Aotik
Aotik

Reputation: 348

C# server logging to text file from console

I currently have a client which is communicating with a server on localhost. When the client communicates with the server, the server keeps track of what is happening, eg.

string response = "Location updated for " + uname + ": " + uloc;
Console.WriteLine(response);

I am trying to keep a log of whatever the server console is listing by writing it out to the text file declared like so in the "public class".

public static System.IO.StreamWriter serverlog = new System.IO.StreamWriter("serverlog.txt", true);

I tried adding a writeline to the txt file as shown below.

 string response = "Location updated for: " + commands[0];
 Console.WriteLine(response);
 serverlog.WriteLine("[" + DateTime.Now.ToString("h:mm:ss tt") + "] [Server]: " + response);
 serverlog.close();

However, when I try to write to serverlog.txt again after serverlog.close(); is executed, it completely screws up the program, and no command from client to server can be executed again unless the program is re-run from Visual Studio. How do I re open the streamwriter again so I can append to the text file while the server is still running?

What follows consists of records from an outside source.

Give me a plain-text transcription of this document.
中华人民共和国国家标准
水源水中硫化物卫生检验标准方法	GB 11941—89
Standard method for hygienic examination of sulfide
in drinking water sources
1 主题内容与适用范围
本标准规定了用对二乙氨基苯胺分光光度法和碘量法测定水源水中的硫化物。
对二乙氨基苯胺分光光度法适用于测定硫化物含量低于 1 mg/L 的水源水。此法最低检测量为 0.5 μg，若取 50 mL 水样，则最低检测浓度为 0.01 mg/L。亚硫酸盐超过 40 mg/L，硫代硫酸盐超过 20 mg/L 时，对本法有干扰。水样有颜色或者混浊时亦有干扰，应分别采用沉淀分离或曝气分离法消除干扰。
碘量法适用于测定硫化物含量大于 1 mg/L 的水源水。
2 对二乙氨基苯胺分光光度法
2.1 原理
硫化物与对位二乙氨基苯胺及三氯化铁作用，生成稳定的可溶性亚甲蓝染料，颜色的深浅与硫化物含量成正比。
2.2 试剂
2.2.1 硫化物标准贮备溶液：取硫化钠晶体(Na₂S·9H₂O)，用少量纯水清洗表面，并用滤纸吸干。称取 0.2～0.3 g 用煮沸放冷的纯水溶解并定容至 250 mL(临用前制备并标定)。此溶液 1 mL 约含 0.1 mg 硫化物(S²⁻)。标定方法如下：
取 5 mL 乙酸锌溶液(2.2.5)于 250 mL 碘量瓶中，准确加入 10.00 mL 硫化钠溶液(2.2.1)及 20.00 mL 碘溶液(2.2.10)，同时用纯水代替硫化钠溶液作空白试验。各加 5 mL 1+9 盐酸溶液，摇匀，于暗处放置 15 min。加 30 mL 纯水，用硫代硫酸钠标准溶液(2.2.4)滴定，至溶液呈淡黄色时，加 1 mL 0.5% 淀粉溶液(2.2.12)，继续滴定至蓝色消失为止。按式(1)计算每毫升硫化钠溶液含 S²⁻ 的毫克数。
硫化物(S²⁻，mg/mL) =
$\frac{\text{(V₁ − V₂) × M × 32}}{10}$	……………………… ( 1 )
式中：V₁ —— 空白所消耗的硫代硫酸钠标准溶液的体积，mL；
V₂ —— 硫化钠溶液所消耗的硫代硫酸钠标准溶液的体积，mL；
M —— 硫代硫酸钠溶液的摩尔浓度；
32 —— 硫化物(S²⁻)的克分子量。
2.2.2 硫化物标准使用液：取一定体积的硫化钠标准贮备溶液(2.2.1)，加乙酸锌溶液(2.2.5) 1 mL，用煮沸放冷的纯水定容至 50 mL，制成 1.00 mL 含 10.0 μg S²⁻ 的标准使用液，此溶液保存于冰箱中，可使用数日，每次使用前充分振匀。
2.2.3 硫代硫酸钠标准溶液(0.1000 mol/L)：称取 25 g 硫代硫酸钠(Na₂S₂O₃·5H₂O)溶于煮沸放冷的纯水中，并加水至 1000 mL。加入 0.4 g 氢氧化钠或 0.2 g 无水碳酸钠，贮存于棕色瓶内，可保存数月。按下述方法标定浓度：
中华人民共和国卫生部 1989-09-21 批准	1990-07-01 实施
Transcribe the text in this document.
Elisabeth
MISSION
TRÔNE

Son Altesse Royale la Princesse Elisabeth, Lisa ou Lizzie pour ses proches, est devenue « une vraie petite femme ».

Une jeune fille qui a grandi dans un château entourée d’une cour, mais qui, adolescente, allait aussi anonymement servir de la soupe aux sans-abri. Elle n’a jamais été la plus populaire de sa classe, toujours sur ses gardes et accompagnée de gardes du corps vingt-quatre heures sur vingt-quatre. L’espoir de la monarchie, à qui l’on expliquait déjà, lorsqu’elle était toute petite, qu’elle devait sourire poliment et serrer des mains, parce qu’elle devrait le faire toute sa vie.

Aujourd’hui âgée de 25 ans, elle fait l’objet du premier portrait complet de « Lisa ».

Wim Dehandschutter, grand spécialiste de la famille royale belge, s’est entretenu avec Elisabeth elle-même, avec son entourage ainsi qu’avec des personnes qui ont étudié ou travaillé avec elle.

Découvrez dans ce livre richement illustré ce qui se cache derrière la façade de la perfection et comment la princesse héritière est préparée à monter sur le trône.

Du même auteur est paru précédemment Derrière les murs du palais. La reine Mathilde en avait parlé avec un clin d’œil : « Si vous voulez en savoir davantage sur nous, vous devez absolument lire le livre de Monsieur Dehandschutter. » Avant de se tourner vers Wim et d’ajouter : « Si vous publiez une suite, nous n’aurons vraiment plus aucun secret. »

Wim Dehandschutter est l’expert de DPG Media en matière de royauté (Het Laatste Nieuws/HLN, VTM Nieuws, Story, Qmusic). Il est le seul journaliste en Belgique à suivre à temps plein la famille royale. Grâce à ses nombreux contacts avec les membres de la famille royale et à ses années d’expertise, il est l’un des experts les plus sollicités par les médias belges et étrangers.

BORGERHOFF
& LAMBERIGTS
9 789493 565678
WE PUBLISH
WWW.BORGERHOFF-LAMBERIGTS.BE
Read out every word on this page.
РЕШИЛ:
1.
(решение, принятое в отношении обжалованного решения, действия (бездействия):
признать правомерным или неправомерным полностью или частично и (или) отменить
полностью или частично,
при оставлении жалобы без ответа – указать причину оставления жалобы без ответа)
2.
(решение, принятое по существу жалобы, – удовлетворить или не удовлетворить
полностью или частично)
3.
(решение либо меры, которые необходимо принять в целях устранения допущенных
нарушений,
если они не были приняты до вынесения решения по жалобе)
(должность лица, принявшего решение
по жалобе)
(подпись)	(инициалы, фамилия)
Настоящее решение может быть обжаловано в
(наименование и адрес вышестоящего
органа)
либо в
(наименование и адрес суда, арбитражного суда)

Let me know if more of my code is needed.

Thanks in advance.

EDIT:

static void WriteToLog(string logtext)
    {
        System.IO.File.AppendAllText("nserverlog.txt", string.Format("{0}{1}", logtext, Environment.NewLine));
    }


WriteToLog("[" + DateTime.Now.ToString("h:mm:ss tt") + "] [Server]: " + response);

Upvotes: 0

Views: 1471

Answers (1)

Russell Uhl
Russell Uhl

Reputation: 4531

Once you close the serverlog object, you have to re-open it every time you want to use it. Rather than go through that whole mess, just use the File class:

System.IO.File.AppendAllText(filepath, "text to write");

That will handle all the streamwriting etc. internally. Nothing to instantiate, nothing to close.

I suggest you create some sort of logging class that has a writeToLog(String) method. Inside that method, you could write to the console and to the log file and to anywhere else you want, rather than explicitly doing both every time.